Anistia Internacional: Declaração Pública
Nos dias 20 e 21 de maio, em São José da Costa Rica, a Corte Interamericana de Direitos Humanos realizará uma audiência pública sobre o caso “Guerrilha do Araguaia” (Caso No. 11.552, Júlia Gomes Lund e outros v. Brasil). Nesta ocasião, a Corte ouvirá os representantes das vítimas, as testemunhas e os peritos, assim como os representantes do Estado brasileiro, no que diz respeito às detenções arbitrárias, às torturas e aos desaparecimentos forçados de várias dezenas de pessoas praticados pelas Forças Armadas do Brasil naquela região do país durante a década de 1970.
No cerne da questão está a Lei de Anistia introduzida pelo governo militar brasileiro em 1979, a qual tem impedido qualquer investigação sobre o destino de ex-integrantes da chamada "Guerrilha do Araguaia", composta por membros do Partido Comunista do Brasil.
Contrariamente à decisão dos tribunais supremos da Argentina, do Chile, do Peru e do Uruguai, onde as leis de anistia foram descartadas por estarem em contravenção às obrigações contraídas pelos Estados em virtude do direito internacional, uma recente decisão do Supremo Tribunal Federal do Brasil indicou que a Lei de Anistia de 1979 era constitucional, e insistiu, mais uma vez, em sua aplicabilidade.
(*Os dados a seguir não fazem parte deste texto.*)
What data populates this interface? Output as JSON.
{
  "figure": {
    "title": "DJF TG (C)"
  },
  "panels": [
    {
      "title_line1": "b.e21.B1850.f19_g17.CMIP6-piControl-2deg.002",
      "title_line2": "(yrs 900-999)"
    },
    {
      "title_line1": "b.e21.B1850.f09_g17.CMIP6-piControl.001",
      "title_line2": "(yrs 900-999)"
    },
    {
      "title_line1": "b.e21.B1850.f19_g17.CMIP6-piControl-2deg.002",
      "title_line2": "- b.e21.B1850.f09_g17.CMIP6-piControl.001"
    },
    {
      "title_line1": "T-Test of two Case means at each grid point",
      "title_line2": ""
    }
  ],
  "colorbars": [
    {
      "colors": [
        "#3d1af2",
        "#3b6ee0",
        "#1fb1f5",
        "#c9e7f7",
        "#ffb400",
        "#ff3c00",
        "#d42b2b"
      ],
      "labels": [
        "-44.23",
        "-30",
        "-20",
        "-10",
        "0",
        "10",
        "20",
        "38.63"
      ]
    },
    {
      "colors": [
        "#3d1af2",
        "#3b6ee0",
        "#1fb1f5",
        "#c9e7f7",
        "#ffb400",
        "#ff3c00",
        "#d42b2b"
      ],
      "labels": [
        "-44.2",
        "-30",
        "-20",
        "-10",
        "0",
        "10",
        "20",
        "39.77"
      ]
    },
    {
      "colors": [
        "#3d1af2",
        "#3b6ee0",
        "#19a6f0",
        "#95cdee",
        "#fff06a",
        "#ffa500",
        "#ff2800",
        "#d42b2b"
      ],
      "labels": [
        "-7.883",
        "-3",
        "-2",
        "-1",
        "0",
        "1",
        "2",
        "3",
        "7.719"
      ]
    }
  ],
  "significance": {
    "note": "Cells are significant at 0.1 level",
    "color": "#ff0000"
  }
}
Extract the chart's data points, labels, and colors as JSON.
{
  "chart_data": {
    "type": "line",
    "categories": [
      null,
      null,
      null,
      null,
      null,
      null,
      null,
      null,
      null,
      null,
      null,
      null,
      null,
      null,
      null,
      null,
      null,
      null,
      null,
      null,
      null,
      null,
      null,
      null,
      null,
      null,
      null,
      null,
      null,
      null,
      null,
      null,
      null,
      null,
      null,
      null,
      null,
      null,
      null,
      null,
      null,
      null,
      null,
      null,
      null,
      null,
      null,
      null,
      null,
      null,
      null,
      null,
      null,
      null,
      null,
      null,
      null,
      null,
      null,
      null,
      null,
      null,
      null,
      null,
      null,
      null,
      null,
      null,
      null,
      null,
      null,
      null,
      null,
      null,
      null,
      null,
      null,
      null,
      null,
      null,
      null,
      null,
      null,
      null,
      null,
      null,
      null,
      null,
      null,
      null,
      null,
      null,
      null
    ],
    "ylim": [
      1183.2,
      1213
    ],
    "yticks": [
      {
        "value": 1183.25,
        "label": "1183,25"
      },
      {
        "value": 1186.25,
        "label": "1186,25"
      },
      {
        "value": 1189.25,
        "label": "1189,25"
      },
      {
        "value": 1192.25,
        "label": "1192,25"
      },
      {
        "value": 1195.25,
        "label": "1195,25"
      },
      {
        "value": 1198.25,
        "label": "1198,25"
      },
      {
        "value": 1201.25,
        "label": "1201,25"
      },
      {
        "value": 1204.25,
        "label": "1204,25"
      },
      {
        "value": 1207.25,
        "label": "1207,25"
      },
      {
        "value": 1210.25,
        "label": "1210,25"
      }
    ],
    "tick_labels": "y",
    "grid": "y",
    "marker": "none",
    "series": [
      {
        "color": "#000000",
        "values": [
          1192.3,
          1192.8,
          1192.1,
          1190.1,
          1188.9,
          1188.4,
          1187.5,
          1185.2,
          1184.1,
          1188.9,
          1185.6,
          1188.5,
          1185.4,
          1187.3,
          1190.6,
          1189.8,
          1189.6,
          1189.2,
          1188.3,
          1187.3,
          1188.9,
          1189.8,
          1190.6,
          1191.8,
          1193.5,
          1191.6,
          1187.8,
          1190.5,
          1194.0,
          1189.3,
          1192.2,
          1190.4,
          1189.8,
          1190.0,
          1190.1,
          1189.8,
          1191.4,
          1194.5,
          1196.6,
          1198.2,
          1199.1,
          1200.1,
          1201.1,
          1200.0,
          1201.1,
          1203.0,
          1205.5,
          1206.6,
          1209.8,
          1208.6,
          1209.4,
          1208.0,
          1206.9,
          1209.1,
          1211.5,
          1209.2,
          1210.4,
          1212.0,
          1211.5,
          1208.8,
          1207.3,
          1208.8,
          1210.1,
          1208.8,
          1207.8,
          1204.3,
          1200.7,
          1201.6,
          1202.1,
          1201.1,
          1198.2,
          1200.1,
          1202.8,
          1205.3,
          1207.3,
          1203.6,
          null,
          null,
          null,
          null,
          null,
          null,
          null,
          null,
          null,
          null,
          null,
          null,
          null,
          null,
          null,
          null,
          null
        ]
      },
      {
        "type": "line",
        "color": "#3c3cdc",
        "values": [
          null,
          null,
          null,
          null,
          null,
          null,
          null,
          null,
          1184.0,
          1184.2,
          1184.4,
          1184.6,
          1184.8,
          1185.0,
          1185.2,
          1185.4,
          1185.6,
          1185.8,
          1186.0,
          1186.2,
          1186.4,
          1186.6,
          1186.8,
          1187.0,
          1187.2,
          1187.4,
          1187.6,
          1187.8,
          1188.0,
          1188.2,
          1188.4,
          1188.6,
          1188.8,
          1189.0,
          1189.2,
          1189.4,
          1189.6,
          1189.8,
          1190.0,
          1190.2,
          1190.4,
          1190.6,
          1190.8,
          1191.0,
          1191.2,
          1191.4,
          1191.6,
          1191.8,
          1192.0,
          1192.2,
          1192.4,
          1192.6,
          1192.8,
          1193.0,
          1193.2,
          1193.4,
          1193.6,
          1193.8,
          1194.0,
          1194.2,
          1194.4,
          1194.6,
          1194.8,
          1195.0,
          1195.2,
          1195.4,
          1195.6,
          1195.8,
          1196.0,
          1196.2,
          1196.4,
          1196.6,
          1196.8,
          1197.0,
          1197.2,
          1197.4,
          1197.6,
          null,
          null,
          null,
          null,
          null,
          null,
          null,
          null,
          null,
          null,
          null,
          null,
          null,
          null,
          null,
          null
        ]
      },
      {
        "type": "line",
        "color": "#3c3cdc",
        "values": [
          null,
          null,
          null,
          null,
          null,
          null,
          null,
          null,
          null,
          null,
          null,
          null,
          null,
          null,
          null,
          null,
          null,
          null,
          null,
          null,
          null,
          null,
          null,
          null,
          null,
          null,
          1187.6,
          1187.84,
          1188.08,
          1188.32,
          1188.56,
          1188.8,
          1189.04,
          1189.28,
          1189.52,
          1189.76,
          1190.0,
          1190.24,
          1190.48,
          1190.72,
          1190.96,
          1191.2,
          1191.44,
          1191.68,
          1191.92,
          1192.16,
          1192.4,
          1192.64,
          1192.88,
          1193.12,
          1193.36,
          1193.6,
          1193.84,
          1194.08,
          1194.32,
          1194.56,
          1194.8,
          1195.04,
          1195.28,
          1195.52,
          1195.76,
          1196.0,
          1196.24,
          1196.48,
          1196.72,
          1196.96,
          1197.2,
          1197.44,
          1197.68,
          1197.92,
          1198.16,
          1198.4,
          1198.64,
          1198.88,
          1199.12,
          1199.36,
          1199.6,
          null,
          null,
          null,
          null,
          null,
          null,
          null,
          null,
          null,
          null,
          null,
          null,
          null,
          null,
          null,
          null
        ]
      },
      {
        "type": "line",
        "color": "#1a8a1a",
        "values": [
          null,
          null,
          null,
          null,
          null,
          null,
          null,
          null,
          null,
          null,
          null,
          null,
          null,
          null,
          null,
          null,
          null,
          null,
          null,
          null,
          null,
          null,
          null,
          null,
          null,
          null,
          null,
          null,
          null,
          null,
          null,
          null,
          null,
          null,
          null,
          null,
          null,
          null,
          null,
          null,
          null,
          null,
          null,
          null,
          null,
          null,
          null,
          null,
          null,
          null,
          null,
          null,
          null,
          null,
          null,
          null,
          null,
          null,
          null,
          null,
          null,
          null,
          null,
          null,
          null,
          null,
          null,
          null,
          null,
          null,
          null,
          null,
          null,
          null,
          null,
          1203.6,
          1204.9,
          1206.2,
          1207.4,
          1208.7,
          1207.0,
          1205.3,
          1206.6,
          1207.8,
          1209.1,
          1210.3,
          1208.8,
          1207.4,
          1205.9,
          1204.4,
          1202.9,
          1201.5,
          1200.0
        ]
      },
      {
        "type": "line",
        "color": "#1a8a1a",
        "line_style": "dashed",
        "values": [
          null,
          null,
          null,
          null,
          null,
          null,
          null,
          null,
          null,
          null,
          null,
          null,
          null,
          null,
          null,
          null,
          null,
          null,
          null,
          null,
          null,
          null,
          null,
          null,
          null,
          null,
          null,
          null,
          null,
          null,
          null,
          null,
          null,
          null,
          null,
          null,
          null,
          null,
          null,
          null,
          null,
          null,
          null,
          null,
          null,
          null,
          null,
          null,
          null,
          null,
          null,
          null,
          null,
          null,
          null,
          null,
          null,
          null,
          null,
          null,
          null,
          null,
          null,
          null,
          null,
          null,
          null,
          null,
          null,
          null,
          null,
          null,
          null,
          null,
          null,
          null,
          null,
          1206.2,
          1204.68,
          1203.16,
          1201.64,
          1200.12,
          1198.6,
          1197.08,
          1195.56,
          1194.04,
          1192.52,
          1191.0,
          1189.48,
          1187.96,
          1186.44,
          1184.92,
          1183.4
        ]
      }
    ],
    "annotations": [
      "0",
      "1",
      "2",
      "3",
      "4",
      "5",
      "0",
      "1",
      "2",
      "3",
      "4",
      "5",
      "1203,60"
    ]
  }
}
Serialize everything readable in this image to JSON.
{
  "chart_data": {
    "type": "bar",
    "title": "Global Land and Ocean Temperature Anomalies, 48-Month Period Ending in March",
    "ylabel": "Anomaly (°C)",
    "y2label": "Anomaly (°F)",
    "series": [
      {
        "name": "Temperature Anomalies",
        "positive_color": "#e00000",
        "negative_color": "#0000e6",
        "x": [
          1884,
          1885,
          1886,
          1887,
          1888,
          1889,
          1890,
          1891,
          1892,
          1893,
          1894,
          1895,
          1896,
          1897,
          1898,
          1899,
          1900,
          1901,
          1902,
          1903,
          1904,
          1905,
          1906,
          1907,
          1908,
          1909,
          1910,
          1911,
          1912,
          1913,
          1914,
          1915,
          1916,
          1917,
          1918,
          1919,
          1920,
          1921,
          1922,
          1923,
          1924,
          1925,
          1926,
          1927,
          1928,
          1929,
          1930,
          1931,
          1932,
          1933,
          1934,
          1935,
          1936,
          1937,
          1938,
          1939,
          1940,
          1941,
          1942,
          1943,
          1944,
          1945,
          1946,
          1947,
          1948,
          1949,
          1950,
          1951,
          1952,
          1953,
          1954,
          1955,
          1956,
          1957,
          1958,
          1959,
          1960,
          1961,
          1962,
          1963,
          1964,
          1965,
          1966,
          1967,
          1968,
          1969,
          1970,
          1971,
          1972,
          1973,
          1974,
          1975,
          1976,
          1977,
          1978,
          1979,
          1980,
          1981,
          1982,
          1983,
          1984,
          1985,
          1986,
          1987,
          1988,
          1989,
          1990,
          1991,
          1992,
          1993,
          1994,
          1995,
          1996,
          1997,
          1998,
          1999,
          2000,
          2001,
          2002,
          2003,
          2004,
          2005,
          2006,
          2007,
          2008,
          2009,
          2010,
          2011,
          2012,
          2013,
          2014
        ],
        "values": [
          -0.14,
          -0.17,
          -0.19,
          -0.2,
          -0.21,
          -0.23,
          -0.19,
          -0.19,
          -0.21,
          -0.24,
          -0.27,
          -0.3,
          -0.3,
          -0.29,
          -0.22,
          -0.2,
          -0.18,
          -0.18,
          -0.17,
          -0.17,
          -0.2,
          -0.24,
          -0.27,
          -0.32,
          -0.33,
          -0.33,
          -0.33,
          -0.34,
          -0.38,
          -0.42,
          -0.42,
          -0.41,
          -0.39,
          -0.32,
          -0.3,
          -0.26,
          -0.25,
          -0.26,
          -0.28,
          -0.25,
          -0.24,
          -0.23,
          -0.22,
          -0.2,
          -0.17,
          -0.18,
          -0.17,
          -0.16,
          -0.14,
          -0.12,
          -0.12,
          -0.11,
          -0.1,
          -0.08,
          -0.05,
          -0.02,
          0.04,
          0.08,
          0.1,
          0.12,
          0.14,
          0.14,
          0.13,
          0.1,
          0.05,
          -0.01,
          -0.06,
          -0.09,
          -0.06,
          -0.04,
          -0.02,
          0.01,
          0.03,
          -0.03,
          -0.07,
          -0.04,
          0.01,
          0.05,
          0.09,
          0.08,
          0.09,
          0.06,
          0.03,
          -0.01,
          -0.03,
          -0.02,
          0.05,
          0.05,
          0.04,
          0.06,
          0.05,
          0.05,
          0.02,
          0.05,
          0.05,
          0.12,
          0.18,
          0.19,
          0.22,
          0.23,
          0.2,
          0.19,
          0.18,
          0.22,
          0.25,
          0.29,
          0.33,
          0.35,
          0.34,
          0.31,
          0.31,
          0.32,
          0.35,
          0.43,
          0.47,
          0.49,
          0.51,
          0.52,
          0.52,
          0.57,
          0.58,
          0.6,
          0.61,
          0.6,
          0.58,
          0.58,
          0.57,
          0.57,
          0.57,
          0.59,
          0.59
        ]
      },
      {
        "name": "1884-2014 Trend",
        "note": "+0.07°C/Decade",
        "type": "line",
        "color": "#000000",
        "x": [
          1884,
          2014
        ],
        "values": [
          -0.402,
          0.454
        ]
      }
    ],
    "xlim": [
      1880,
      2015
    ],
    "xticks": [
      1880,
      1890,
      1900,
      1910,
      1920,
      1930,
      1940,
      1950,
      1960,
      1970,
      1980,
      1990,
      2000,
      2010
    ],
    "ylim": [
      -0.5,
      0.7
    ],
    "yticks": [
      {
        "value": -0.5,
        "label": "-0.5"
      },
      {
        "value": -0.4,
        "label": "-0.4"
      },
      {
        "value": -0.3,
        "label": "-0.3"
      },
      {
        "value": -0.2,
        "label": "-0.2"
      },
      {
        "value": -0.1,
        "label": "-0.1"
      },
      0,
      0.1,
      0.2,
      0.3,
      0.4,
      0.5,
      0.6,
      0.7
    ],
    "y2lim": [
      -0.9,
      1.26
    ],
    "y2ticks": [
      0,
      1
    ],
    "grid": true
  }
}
As leis de anistia que pretendem isentar de responsabilidade penal aqueles indivíduos que cometeram ou permitiram que se cometessem crimes de direito internacional – como genocídio, crimes contra a humanidade, crimes de guerra, tortura, desaparecimentos forçados e execuções extrajudiciais, arbitrárias ou sumárias – são incompatíveis com as obrigações dos Estados e devem ser declaradas inválidas. Isso foi confirmado pelo Tribunal Europeu de Direitos Humanos, pelo Tribunal Penal Internacional para a ex-Iugoslávia, pelo Tribunal Especial para Serra Leoa, pela Secretaria-Geral da ONU e por diversos órgãos criados em virtude dos tratados internacionais de direitos humanos. O Estatuto de Roma do Tribunal Penal Internacional, do qual o Brasil é um Estado-parte, afirma no seu preâmbulo que os Estados estão "decididos a pôr fim à impunidade dos autores desses crimes e a contribuir assim para a prevenção de tais crimes".
A Corte Interamericana de Direitos Humanos, por sua vez, tem reiterado em diversas oportunidades que leis de anistia – ou de autoanistia, como nesse caso – não são compatíveis com as obrigações dos Estados segundo o direito internacional. Com efeito, a Corte já sustentou, por exemplo, nos casos de "Barrios Altos", de "Almonacid Arellano" e do "Massacre dos Erres Dos", entre outros, que são inadmissíveis as disposições de anistia, as disposições sobre prescrição e o estabelecimento de exclusores de responsabilidade que pretendam impedir a investigação e a punição dos responsáveis por violações graves dos direitos humanos, como tortura, execuções extrajudiciais, sumárias ou arbitrárias e desaparecimentos forçados, todas elas proibidas por violarem direitos inderrogáveis reconhecidos pelo direito internacional dos direitos humanos.
Espera-se que, nesta ocasião, a Corte Interamericana chegue à mesma conclusão e que, ao estabelecer a nulidade da Lei de Anistia de 1979, obrigue o Estado brasileiro a adotar medidas que contribuam com a revelação da verdade sobre os crimes cometidos contra membros da Guerrilha do Araguaia e certificar-se de que todos os supostos responsáveis por tais atos compareçam perante tribunais de justiça regulares para que sua responsabilidade penal individual seja determinada. Da mesma forma, a Corte deveria determinar amplas medidas de reparação, em conformidade com os "Princípios e diretrizes básicas sobre o direito das vítimas de violações manifestas das normas internacionais de direitos humanos e de violações graves do direito humanitário internacional de interporem recursos e de obterem reparações".
Em resumo, a Anistia Internacional considera que, em conformidade com a jurisprudência da Corte nessa matéria, a qual não deveria variar, a decisão proferida no caso em apreço deva consagrar que o Brasil não possa argumentar haver qualquer lei ou disposição em seu direito interno que o exima da ordem da Corte para investigar e punir os responsáveis pelos crimes cometidos contra a Guerrilha do Araguaia. Tal decisão deveria ainda garantir que o Brasil não possa voltar a aplicar a Lei de Anistia de 1979, nem argumentar sua prescrição, ou a não-retroatividade da lei penal, nem o princípio ne bis in idem, tampouco qualquer excludente de responsabilidade similar, para eximir-se de seu dever de investigar e de punir os responsáveis.